Arrived today (April 1) but no April Fool's Day gag, sorry to say.
Basically, they are holding off on the annual (this would be a wrap up of 2009!) meeting until they have better news or a more complete scenario regarding the club, finances, and bank negotiations. By the time they present this year's budget, the first quarter has passed.
Remember, the HOA is run by the developer until a certain high percent of sellout is reached (if ever.) Know that you have little meaningful input.
Issues raised include...
Maintenance. Apparently abated through the winter, it is due to start up in days. (Why let the weeds take over common areas at a time when sales are struggling? Wouldn't that make SO compare less favorably to its competition?) Are the developers so cash-strapped that they could allow the landscaping to deteriorate to such an extent? Reserves are less than $6000.
Monthly fees and foreclosures: some aren't paying, certain foreclosure properties exacerbate budget shortfalls. Now there will be legal fees chasing lost or held money.

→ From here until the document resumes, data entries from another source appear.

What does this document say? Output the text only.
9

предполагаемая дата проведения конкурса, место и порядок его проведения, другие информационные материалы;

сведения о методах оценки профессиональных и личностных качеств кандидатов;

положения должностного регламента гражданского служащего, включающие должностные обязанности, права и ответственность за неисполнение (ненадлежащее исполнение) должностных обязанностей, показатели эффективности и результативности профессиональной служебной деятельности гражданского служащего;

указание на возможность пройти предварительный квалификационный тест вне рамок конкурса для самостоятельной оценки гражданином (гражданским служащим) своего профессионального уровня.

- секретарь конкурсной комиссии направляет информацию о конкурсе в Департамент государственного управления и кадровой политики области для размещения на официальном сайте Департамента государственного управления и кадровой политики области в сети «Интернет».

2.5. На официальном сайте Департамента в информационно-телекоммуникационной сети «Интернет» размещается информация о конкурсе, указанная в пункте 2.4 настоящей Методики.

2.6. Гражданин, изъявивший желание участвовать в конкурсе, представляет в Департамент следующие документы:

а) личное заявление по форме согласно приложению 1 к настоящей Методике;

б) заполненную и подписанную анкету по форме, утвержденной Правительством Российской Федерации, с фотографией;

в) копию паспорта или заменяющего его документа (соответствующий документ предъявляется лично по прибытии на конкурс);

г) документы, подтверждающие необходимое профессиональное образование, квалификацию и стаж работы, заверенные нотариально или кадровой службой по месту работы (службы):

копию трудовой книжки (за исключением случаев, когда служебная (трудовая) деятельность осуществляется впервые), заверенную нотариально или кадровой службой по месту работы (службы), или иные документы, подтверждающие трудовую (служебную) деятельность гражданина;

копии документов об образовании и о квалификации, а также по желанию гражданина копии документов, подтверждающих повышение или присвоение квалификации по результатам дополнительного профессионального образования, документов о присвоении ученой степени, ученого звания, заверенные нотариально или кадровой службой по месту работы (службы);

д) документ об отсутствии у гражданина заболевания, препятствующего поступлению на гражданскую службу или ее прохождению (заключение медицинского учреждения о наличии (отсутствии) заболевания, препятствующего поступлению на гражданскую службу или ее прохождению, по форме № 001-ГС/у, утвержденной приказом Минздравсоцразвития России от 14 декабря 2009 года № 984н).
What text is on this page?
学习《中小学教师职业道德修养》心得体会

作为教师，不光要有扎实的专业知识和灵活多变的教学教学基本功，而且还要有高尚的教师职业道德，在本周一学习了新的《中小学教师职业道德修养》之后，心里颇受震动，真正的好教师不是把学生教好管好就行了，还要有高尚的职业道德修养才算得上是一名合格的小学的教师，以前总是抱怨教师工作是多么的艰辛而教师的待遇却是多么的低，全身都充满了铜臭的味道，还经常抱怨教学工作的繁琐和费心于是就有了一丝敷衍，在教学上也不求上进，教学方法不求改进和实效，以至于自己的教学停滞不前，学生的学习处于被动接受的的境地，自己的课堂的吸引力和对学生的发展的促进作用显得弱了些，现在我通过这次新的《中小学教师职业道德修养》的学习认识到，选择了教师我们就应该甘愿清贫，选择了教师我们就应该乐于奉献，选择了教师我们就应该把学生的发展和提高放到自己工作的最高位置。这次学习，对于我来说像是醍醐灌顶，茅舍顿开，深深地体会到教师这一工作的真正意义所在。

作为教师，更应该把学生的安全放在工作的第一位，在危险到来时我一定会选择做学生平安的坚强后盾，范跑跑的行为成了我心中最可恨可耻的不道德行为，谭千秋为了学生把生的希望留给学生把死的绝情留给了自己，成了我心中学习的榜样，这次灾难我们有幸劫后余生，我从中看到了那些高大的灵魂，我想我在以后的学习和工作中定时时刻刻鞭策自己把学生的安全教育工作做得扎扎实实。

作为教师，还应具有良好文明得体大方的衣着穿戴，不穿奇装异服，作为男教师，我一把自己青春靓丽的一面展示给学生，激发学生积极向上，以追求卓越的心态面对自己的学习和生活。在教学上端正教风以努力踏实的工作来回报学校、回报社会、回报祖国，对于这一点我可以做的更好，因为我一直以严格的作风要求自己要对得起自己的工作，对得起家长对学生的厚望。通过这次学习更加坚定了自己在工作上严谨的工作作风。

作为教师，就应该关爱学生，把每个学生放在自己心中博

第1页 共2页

Why haven't money saving measures already been put into place wisely? Do we need guards on BOTH gates over night (as an example?)
The letter seems to paint a picture of responsible actions being taken. Time will tell, although new financing could present interesting terms. I get the impression that a new investor could bring a fresh infusion of operating funds which could kickstart the sales cycle again. But how would that change the vision of what SO is and will be?